The DOT is also charged with establishing “at least one method of collecting and reporting the number of miles traveled by a subject vehicle that does not use vehicle location technology” and adopting standards for open system technologies.
The International Bridge,Tunnel and Turnpike Association (IBTTA), the worldwide association representing toll facility owners and operators and the businesses that serve them, is among the first to celebrate the new highway funding concept. In a press release, IBTTA’s executive director and CEO, Patrick D. Jones, called the bill’s passage, “A major victory for alternative forms of transportation funding across the country at both the state and federal level.
“By the passage of this historic legislation paving the way for a voluntary road usage charge (RUC) system, Oregon has lived up to its pioneer history and established a new frontier in transportation funding,” he said. “This example gives momentum to the need for exploring alternative funding options, such that tolling provides, in addressing our national transportation infrastructure challenges.”
According to IBTTA, “Since 2000, gas tax revenues have declined significantly as a result of less driving, increased fuel efficiency and decreasing purchasing power. As gas tax revenues dwindle, federal policymakers in the U.S. have had to divert $55 billion from the federal government’s general fund and other non-transportation funds to pay for infrastructure. This is increasing pressure on transportation policy makers across the country to search for new, viable road financing options.”
In January, IBTTA launched “Moving America Forward,” a national public awareness campaign highlighting the benefits of tolling among the public, policymakers and the media.
Tollroads News has taken a dissenting view, arguing that, “We prefer real tolls linked to a particular road and administered flexibility to operate that road as an independent business. Real tolls allow distinctions to be made in toll rates according to demand, to local conditions and highway costs and they allow different roads, bridges and tunnels to be financially self-supporting and accountable more directly to their customers, and to their investors….
“We'd frankly like to see revenues of state DOTs wither gracefully away with the gas tax and the major highways progressively turned over to toll road service providers. Publicly owned or privately owned, we don't care, so long as they are self-financing businesses whose revenues depend on satisfying customers with their service and providing options.”
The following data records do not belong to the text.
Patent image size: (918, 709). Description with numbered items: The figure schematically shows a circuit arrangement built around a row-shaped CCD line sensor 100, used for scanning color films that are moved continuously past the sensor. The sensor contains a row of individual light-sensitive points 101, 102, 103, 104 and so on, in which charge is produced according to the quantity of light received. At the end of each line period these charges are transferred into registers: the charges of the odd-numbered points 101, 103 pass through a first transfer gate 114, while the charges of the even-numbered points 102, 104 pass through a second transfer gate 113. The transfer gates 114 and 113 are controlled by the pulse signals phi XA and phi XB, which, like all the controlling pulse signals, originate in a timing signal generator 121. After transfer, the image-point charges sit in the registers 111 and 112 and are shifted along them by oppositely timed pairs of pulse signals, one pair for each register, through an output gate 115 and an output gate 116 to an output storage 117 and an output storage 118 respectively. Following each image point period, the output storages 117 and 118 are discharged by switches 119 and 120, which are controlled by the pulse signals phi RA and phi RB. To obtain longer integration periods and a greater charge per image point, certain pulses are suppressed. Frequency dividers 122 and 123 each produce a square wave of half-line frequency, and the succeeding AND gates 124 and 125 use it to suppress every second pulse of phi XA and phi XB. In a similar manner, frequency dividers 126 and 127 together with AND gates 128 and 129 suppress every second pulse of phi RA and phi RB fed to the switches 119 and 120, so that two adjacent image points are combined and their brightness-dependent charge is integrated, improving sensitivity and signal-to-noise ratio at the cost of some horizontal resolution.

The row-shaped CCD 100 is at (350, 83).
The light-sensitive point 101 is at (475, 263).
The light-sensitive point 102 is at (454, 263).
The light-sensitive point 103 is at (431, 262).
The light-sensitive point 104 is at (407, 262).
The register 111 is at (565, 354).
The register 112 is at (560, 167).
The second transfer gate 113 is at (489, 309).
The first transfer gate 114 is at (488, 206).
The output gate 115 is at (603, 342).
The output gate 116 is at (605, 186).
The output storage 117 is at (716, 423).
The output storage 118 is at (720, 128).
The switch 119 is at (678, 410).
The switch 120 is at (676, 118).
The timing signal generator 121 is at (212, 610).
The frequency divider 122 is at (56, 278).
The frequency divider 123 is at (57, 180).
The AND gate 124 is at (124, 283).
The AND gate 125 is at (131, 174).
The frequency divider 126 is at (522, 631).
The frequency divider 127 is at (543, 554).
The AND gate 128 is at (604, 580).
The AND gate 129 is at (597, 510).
The Statesman Journal reported that “implementing the voluntary program would cost an estimated $2.8 million in the 2013-15 biennium, which will be used to fund staffers, according to the bill’s fiscal note. Revenue from the program is expected to be minimal.”
Many other states, not to mention Congress, are also searching for ways to fund highways, now that more fuel-efficient vehicles have left highway funds running on fumes. Washington State, for example, is exploring charging electric vehicle owners an annual fee to make up for the fact that they no longer must pay fuel purchase taxes.